CANTO I
PLAYA
Llegada de Dante y Virgilio. Catón.
La barca de mi ingenio, por mejores
aguas surcar, sus velas iza ahora
3y deja tras de sí mar de dolores;
y cantaré a la tierra purgadora
del alma humana, que hacia el cielo es vía
6de la que se hace de él merecedora.
Renazca aquí la muerta poesía,
oh santas Musas, a quien me he entregado,
9y aquí Calíope[1] surja en este día,
y véase mi canto acompañado
del son que a las Urracas[2] sin ventura
12el esperar perdón les ha negado.
De zafiro oriental suave tintura,
que en el sereno aspecto se albergaba
15del medio, puro hasta la prima altura,
nuevo placer a mis miradas daba
desde que abandonara el aire muerto
18que a mis ojos y pecho contristaba.
La estrella bella, del amor concierto,[3]
hacía sonreír todo el Oriente
21al poner a los Peces a cubierto.
Me volví a la derecha y me hallé enfrente
del otro polo, y vi en él cuatro estrellas[4]
24que sólo ha visto la primera gente[5].
Gozaba el cielo de sus llamas bellas:
¡oh viudo Septentrión, pues que privado
27tú por siempre jamás has de estar de ellas!
Después de que las hube contemplado,
un poco me volví hacia el otro polo,
30del que el Carro se había ya alejado,
y muy cerca de mí vi a un viejo solo,
y un respeto filial sentí a su vista
33apenas mi mirada descubriólo.
Larga la barba, con las canas mixta,
llevaba, a su cabello semejante,
36del que caía al pecho doble lista.
Daba a su faz un resplandor brillante
la luz de aquellas cuatro de la altura,
39y era cual si tuviese al sol delante.
«¿Quién sois, que contra el río de agua oscura
huido habéis de la prisión eterna?
42—dijo, moviendo su plumosa albura—.
¿Quién os guió, quién fue vuestra lucerna
al evadiros de la noche bruta
45que oscura tiene a la infernal caverna?

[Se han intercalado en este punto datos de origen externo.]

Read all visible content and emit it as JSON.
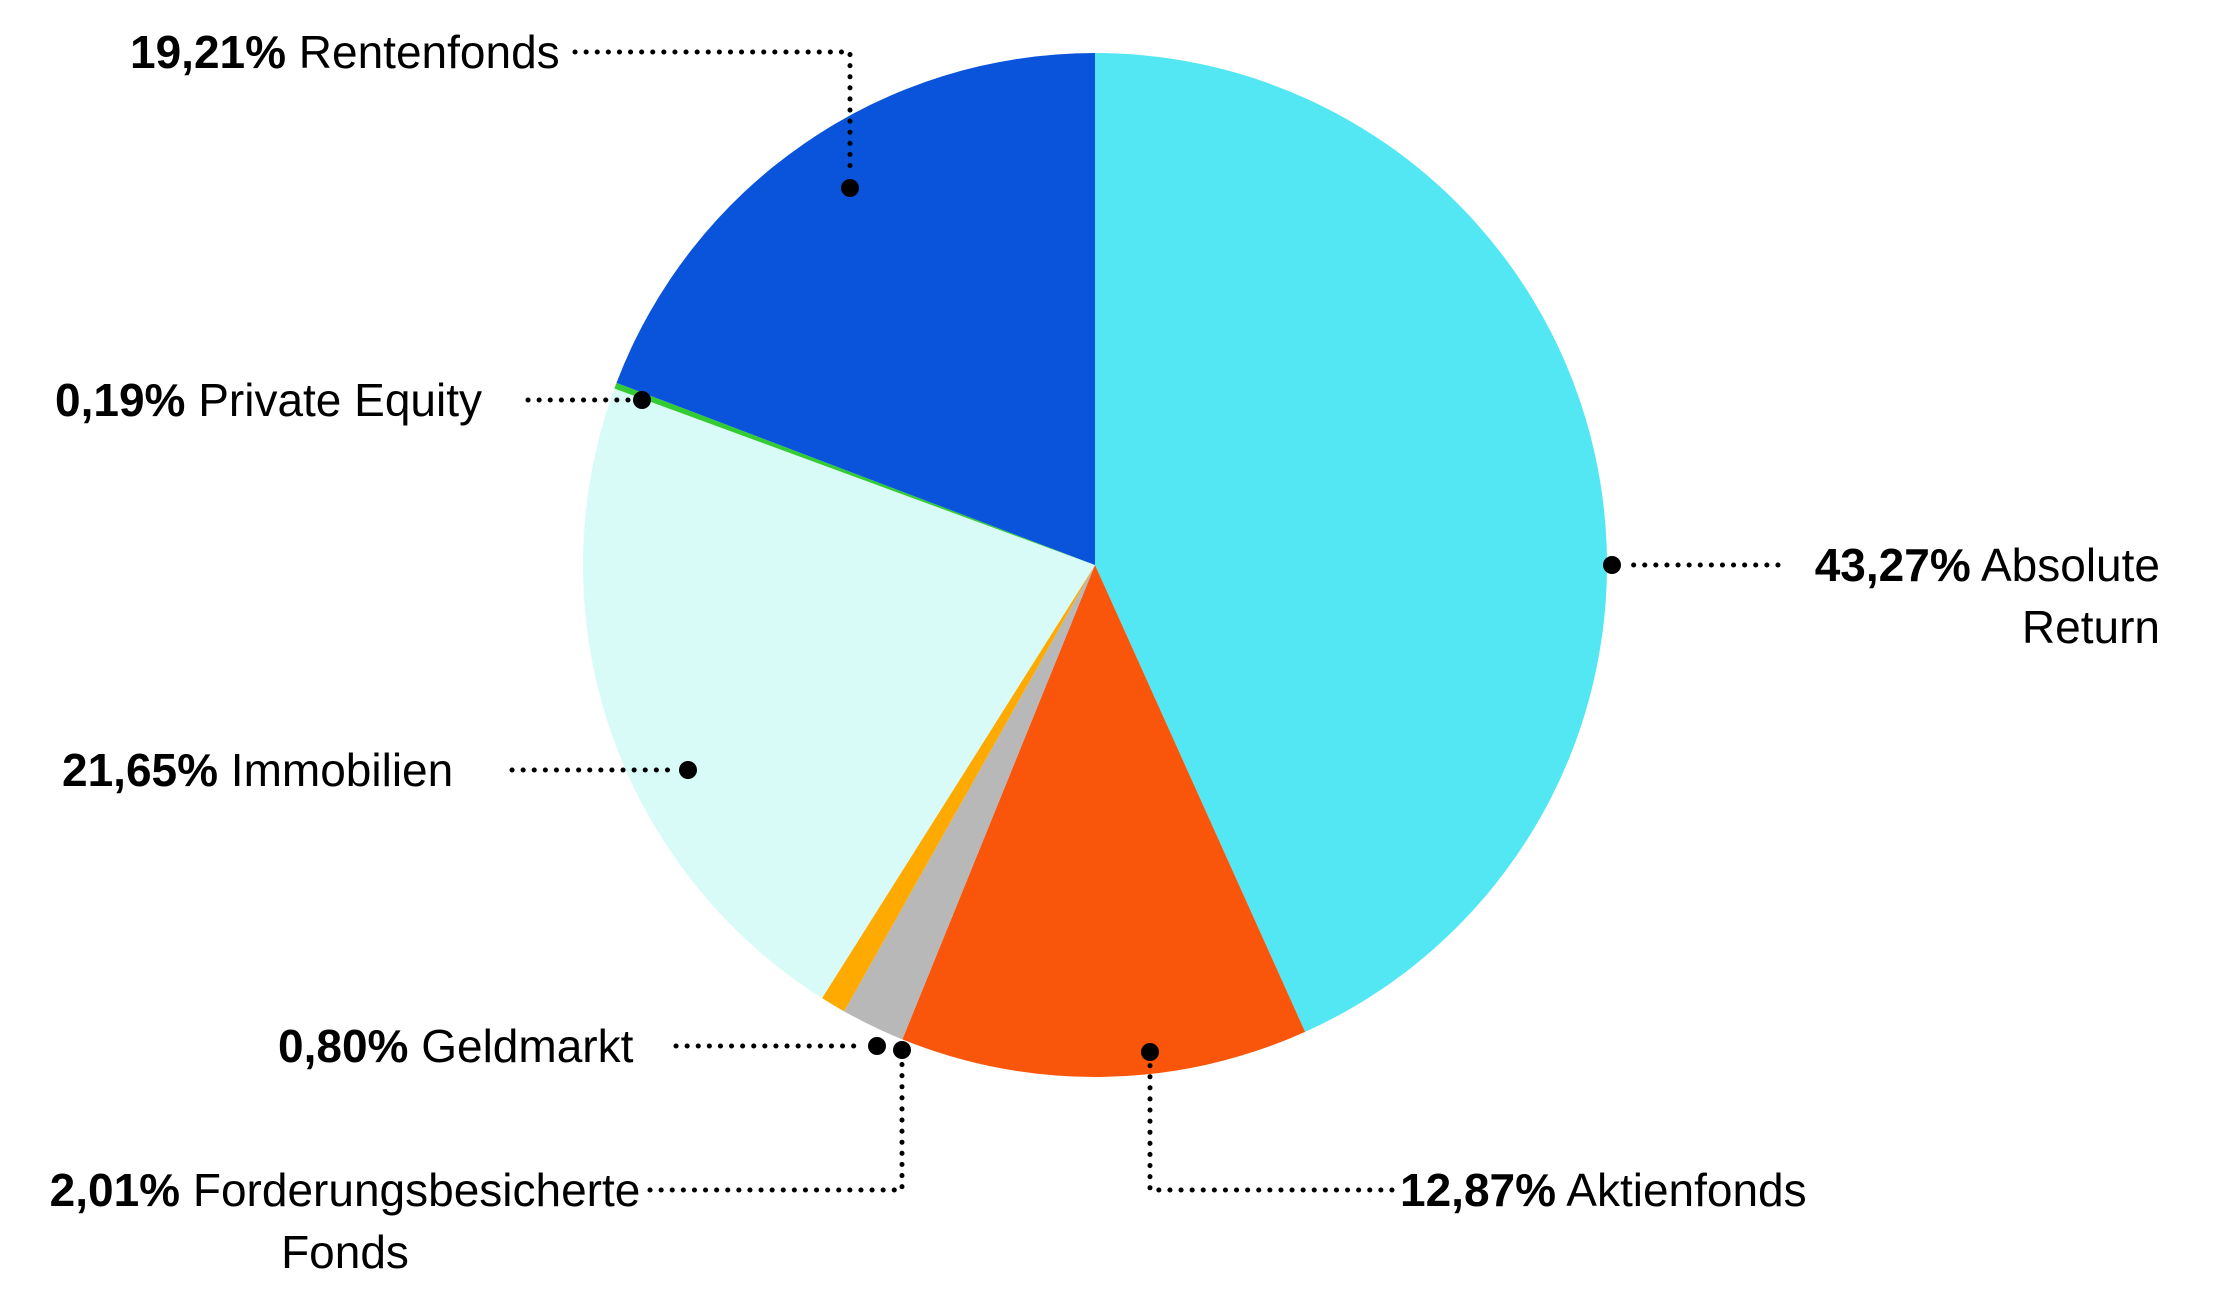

¿La ley eterna en otra se permuta,
o es que ahora dicta el celestial concejo
48que los precitos vengan a mi gruta?»
Asióme mi maestro, y su consejo
—con señas, manos y palabras dado—
51 fue que me arrodillara ante aquel viejo.

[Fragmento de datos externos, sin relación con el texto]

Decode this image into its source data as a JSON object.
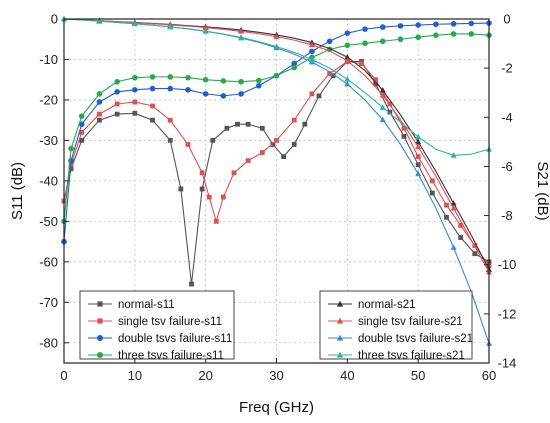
{
  "chart_data": {
    "type": "line",
    "xlabel": "Freq (GHz)",
    "ylabel_left": "S11 (dB)",
    "ylabel_right": "S21 (dB)",
    "xlim": [
      0,
      60
    ],
    "ylim_left": [
      -85,
      0
    ],
    "ylim_right": [
      -14,
      0
    ],
    "x_ticks": [
      "0",
      "10",
      "20",
      "30",
      "40",
      "50",
      "60"
    ],
    "y_ticks_left": [
      "0",
      "-10",
      "-20",
      "-30",
      "-40",
      "-50",
      "-60",
      "-70",
      "-80"
    ],
    "y_ticks_right": [
      "0",
      "-2",
      "-4",
      "-6",
      "-8",
      "-10",
      "-12",
      "-14"
    ],
    "grid": true,
    "legend_left_placement": "bottom-left",
    "legend_right_placement": "bottom-right",
    "series": [
      {
        "name": "normal-s11",
        "axis": "left",
        "color": "#555555",
        "marker": "square",
        "x": [
          0,
          1,
          2.5,
          5,
          7.5,
          10,
          12.5,
          15,
          16.5,
          18,
          19.5,
          21,
          23,
          24.5,
          26,
          28,
          29.5,
          31,
          32.5,
          34,
          36,
          38,
          40,
          42,
          44,
          46,
          48,
          50,
          52,
          54,
          56,
          58,
          60
        ],
        "y": [
          -45,
          -37,
          -30,
          -25,
          -23.5,
          -23.3,
          -25,
          -30,
          -42,
          -65.5,
          -42,
          -30,
          -27,
          -26,
          -26,
          -27,
          -31,
          -34,
          -31,
          -26,
          -19,
          -14,
          -10.5,
          -10.5,
          -16,
          -23,
          -29,
          -36,
          -43,
          -49,
          -54,
          -58,
          -60
        ]
      },
      {
        "name": "single tsv failure-s11",
        "axis": "left",
        "color": "#e05050",
        "marker": "square",
        "x": [
          0,
          1,
          2.5,
          5,
          7.5,
          10,
          12.5,
          15,
          17.5,
          19.5,
          20.5,
          21.5,
          22.5,
          24,
          26,
          28,
          30,
          32.5,
          35,
          37.5,
          40,
          42,
          44,
          46,
          48,
          50,
          52,
          54,
          56,
          58,
          60
        ],
        "y": [
          -45,
          -36,
          -28,
          -23.5,
          -21,
          -20.5,
          -21.5,
          -25,
          -31,
          -38,
          -44,
          -50,
          -44,
          -38,
          -35,
          -33,
          -30,
          -25,
          -18.5,
          -13.5,
          -10.5,
          -11,
          -15,
          -21,
          -27,
          -34,
          -40,
          -46,
          -51,
          -56,
          -61
        ]
      },
      {
        "name": "double tsvs failure-s11",
        "axis": "left",
        "color": "#1f5fd6",
        "marker": "circle",
        "x": [
          0,
          1,
          2.5,
          5,
          7.5,
          10,
          12.5,
          15,
          17.5,
          20,
          22.5,
          25,
          27.5,
          30,
          32.5,
          35,
          37.5,
          40,
          42.5,
          45,
          47.5,
          50,
          52.5,
          55,
          57.5,
          60
        ],
        "y": [
          -55,
          -35,
          -26,
          -20.5,
          -18,
          -17.5,
          -17.2,
          -17.2,
          -17.5,
          -18.5,
          -19,
          -18.5,
          -16.5,
          -14,
          -11,
          -8,
          -5.5,
          -3.5,
          -2.5,
          -2,
          -1.7,
          -1.5,
          -1.3,
          -1.2,
          -1.1,
          -1
        ]
      },
      {
        "name": "three tsvs failure-s11",
        "axis": "left",
        "color": "#2aa84a",
        "marker": "circle",
        "x": [
          0,
          1,
          2.5,
          5,
          7.5,
          10,
          12.5,
          15,
          17.5,
          20,
          22.5,
          25,
          27.5,
          30,
          32.5,
          35,
          37.5,
          40,
          42.5,
          45,
          47.5,
          50,
          52.5,
          55,
          57.5,
          60
        ],
        "y": [
          -50,
          -32,
          -24,
          -18.5,
          -15.5,
          -14.5,
          -14.3,
          -14.3,
          -14.5,
          -15,
          -15.3,
          -15.5,
          -15.2,
          -14,
          -12,
          -9.5,
          -7.5,
          -6.5,
          -6,
          -5.5,
          -5,
          -4.5,
          -4,
          -3.7,
          -3.7,
          -4
        ]
      },
      {
        "name": "normal-s21",
        "axis": "right",
        "color": "#333333",
        "marker": "triangle",
        "x": [
          0,
          2.5,
          5,
          7.5,
          10,
          12.5,
          15,
          17.5,
          20,
          22.5,
          25,
          27.5,
          30,
          32.5,
          35,
          37.5,
          40,
          42.5,
          45,
          47.5,
          50,
          52.5,
          55,
          57.5,
          60
        ],
        "y": [
          0,
          -0.03,
          -0.07,
          -0.11,
          -0.14,
          -0.18,
          -0.22,
          -0.27,
          -0.32,
          -0.38,
          -0.45,
          -0.54,
          -0.65,
          -0.78,
          -0.96,
          -1.2,
          -1.55,
          -2.1,
          -2.9,
          -3.9,
          -5.0,
          -6.2,
          -7.5,
          -8.8,
          -10.2
        ]
      },
      {
        "name": "single tsv failure-s21",
        "axis": "right",
        "color": "#e05050",
        "marker": "triangle",
        "x": [
          0,
          2.5,
          5,
          7.5,
          10,
          12.5,
          15,
          17.5,
          20,
          22.5,
          25,
          27.5,
          30,
          32.5,
          35,
          37.5,
          40,
          42.5,
          45,
          47.5,
          50,
          52.5,
          55,
          57.5,
          60
        ],
        "y": [
          0,
          -0.03,
          -0.07,
          -0.11,
          -0.15,
          -0.19,
          -0.24,
          -0.29,
          -0.35,
          -0.42,
          -0.5,
          -0.6,
          -0.72,
          -0.86,
          -1.05,
          -1.3,
          -1.7,
          -2.3,
          -3.1,
          -4.1,
          -5.2,
          -6.4,
          -7.7,
          -9.0,
          -10.3
        ]
      },
      {
        "name": "double tsvs failure-s21",
        "axis": "right",
        "color": "#3a86e0",
        "marker": "triangle",
        "x": [
          0,
          2.5,
          5,
          7.5,
          10,
          12.5,
          15,
          17.5,
          20,
          22.5,
          25,
          27.5,
          30,
          32.5,
          35,
          37.5,
          40,
          42.5,
          45,
          47.5,
          50,
          52.5,
          55,
          57.5,
          60
        ],
        "y": [
          0,
          -0.04,
          -0.09,
          -0.14,
          -0.19,
          -0.25,
          -0.32,
          -0.4,
          -0.5,
          -0.62,
          -0.77,
          -0.95,
          -1.17,
          -1.43,
          -1.75,
          -2.15,
          -2.65,
          -3.3,
          -4.1,
          -5.1,
          -6.3,
          -7.7,
          -9.3,
          -11.1,
          -13.2
        ]
      },
      {
        "name": "three tsvs failure-s21",
        "axis": "right",
        "color": "#2fb39a",
        "marker": "triangle",
        "x": [
          0,
          2.5,
          5,
          7.5,
          10,
          12.5,
          15,
          17.5,
          20,
          22.5,
          25,
          27.5,
          30,
          32.5,
          35,
          37.5,
          40,
          42.5,
          45,
          47.5,
          50,
          52.5,
          55,
          57.5,
          60
        ],
        "y": [
          0,
          -0.04,
          -0.09,
          -0.14,
          -0.19,
          -0.25,
          -0.32,
          -0.4,
          -0.5,
          -0.61,
          -0.75,
          -0.92,
          -1.12,
          -1.36,
          -1.65,
          -2.0,
          -2.45,
          -3.0,
          -3.6,
          -4.2,
          -4.8,
          -5.3,
          -5.55,
          -5.5,
          -5.3
        ]
      }
    ]
  }
}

Dijo después: «Por mí yo no he llegado:
que a éste ofreciese yo mi compañía
54una mujer del cielo me ha rogado.
Pues querrás saber más, la índole mía
y la suya diré sin más espera,
57porque negarme a ti nunca podría.
Éste no ha conocido su postrera
tarde, mas, de locura poseído,
60en poco estuvo que por fin la viera.
Tal como dije, designado he sido
para salvarle; y no hay otra vereda
63que ésta, en la que con él ando metido.
Toda la rea gente vista queda
y, bajo tu alcaldía, ahora pretendo
66que ver las almas que se purgan pueda.
Largo demás sería irte diciendo
cuál le traje, del cielo con la ayuda,
69y cómo oírte y verte está queriendo.
Séate grato que a tu lado acuda:
busca la libertad, para él muy cara,
72que vivir por morir en otros muda.
Tú lo sabes, que a ti no te amargara
en Utica la muerte, do has dejado
75la veste que al final será tan clara.[6]
Por nosotros la ley no se ha cambiado,
—que éste vive, y no Minos me encadena,
78pues del círculo soy donde han quedado
los castos ojos de tu Marcia[7] buena,
que aún desea ser tuya, oh pecho puro:
81por su amor, a los dos no des más pena.
Tus siete reinos vea, y yo te juro
que a ella agradeceré tu cortesía,
84si quieres ser nombrado tras lo oscuro».
«Tanto a mis ojos Marcia complacía
mientras yo fui de allá —fue su respuesta—
87que cuanto me pidió con gusto hacía.
Mas morando ella está tras la funesta
ribera, y ya no puede conmoverme,
90por la ley que al dejarla me fue impuesta.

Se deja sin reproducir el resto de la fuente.